Харон обратно не перевозит (сборник) - Азимов Айзек - Страница 59
- Предыдущая
- 59/166
- Следующая
— Не надо меня уговаривать… — начал было Аттвуд, и барон разочарованно вздохнул. — …я уже согласен, — закончил землянин, и хозяин виллы пристально взглянул на него. Улыбнулся обрадованно.
— Прекрасно! Что вы предпочитаете: лечь спать? Или принять стимулятор и податься в казино?
— Спать, барон.
— Тогда… давайте хоть немного пройдемся перед сном.
— Хорошо.
Они нацепили электропарики, маски и облачились в электроплащи. Ледяные створки дверей озарились радужными световыми переливами и разошлись в стороны. Снаружи было черно: под открытым черным небом царила тишина; внизу, в огромном ледяном каньоне, сиял редкими огнями Ирис, и казалось, что звезды — лишь отражение этих огней. Местами посверкивала ажурная медная сеть, перекрывающая каньон.
— Вообще — то я всю жизнь обожал рыженьких… — задумчиво сказал Аттвуд. — А что по ту сторону каньона?..
— Аптаун. Там живут те, для кого Ирис слишком дорог или слишком скучен. Окраина, словом. Я знаю еще одно слово, трущобы, но в данном случае оно не очень соответствует.
Они пошли по плитчатой дороге, слабо подсвеченной ледяными фонарями.

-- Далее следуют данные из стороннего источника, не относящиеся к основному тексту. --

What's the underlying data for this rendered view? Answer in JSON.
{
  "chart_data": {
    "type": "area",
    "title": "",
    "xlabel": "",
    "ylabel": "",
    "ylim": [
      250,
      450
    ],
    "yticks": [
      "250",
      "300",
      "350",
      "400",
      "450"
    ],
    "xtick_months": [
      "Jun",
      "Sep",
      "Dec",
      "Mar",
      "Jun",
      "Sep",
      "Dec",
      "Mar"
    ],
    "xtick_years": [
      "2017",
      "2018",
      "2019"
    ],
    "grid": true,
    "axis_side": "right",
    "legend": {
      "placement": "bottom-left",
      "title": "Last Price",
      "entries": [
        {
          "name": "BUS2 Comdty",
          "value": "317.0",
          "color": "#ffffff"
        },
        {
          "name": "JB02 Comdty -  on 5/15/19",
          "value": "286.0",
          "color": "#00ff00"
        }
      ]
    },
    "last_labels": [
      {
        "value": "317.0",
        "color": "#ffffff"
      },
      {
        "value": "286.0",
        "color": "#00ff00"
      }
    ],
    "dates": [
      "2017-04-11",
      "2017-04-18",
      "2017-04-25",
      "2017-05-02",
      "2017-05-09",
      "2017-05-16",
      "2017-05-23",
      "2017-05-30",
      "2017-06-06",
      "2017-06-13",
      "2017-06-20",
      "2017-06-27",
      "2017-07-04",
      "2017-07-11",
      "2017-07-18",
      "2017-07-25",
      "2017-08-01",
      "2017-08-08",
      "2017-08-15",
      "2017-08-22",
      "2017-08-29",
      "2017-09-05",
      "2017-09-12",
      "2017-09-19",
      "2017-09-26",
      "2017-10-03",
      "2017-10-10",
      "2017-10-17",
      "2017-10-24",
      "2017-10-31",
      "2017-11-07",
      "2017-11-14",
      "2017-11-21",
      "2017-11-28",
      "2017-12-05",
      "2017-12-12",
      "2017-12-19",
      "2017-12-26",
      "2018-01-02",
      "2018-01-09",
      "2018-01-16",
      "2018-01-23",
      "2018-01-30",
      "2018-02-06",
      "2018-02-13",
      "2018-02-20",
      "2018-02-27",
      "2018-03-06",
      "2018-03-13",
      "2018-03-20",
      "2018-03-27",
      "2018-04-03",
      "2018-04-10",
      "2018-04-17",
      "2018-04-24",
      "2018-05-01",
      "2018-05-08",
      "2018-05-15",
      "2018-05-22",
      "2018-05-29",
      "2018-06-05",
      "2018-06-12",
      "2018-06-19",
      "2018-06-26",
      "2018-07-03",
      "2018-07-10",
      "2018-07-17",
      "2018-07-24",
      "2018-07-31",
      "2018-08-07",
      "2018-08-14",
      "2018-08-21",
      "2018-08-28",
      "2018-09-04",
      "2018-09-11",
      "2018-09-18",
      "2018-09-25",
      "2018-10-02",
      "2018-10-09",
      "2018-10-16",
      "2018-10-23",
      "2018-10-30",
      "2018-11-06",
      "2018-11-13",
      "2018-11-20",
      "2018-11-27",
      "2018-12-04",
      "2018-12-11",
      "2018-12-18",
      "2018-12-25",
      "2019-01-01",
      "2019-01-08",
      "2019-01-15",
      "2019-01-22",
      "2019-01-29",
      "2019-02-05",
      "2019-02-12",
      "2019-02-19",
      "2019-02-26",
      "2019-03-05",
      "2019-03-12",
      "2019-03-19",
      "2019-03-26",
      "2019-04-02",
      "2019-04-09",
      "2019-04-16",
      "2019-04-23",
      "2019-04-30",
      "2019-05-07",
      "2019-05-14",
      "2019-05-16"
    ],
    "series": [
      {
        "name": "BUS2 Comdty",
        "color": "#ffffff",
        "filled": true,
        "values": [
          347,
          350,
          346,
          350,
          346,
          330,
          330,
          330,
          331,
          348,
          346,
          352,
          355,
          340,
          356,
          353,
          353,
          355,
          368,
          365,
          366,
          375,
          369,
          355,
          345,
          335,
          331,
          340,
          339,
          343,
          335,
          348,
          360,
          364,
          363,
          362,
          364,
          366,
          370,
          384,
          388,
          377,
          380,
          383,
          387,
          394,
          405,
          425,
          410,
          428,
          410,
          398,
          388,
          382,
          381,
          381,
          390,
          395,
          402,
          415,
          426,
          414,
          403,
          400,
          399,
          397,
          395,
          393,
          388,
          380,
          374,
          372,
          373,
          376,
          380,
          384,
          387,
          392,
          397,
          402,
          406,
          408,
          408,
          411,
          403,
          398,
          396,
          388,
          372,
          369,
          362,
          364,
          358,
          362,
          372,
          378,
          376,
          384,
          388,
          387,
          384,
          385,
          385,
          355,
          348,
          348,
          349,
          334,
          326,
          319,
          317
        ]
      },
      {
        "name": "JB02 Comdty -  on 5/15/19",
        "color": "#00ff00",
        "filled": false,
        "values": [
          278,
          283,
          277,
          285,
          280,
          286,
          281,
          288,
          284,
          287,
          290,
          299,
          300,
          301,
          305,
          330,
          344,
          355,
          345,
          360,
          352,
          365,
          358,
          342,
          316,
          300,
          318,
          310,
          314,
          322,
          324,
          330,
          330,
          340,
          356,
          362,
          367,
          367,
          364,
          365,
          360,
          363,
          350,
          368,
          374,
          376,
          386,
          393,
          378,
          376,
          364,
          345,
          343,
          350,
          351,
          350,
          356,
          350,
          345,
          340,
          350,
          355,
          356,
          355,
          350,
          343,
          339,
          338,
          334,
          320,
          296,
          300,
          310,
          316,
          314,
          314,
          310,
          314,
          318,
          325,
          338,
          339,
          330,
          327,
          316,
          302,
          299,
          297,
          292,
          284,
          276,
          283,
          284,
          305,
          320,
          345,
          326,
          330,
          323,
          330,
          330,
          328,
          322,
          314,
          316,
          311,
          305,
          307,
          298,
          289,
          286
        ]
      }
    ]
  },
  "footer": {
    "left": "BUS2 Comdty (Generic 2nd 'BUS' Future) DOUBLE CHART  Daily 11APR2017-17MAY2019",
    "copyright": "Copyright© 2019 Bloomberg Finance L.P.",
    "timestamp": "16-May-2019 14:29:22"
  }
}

Вдруг небо озарилось фиолетовым сполохом.
— Это ж бластер! — удивленно воскликнул Аттвуд. — Там что, воюют?!
— А вы ожидали полярного сияния?.. Упаси Бог, никто не воюет на Льдине! Это работает лучевая станция, плавит лед. А переделана она, точно, из батареи бортовых бластеров. У нас, как вы понимаете, лед — единственный материал, из которого можно что — то сделать…
Они свернули за угол виллы, Биди тронул ладонью один из фонарей, и ослепительный луч света метнулся вдоль аллеи ледяных фигур. Их было не менее полусотни.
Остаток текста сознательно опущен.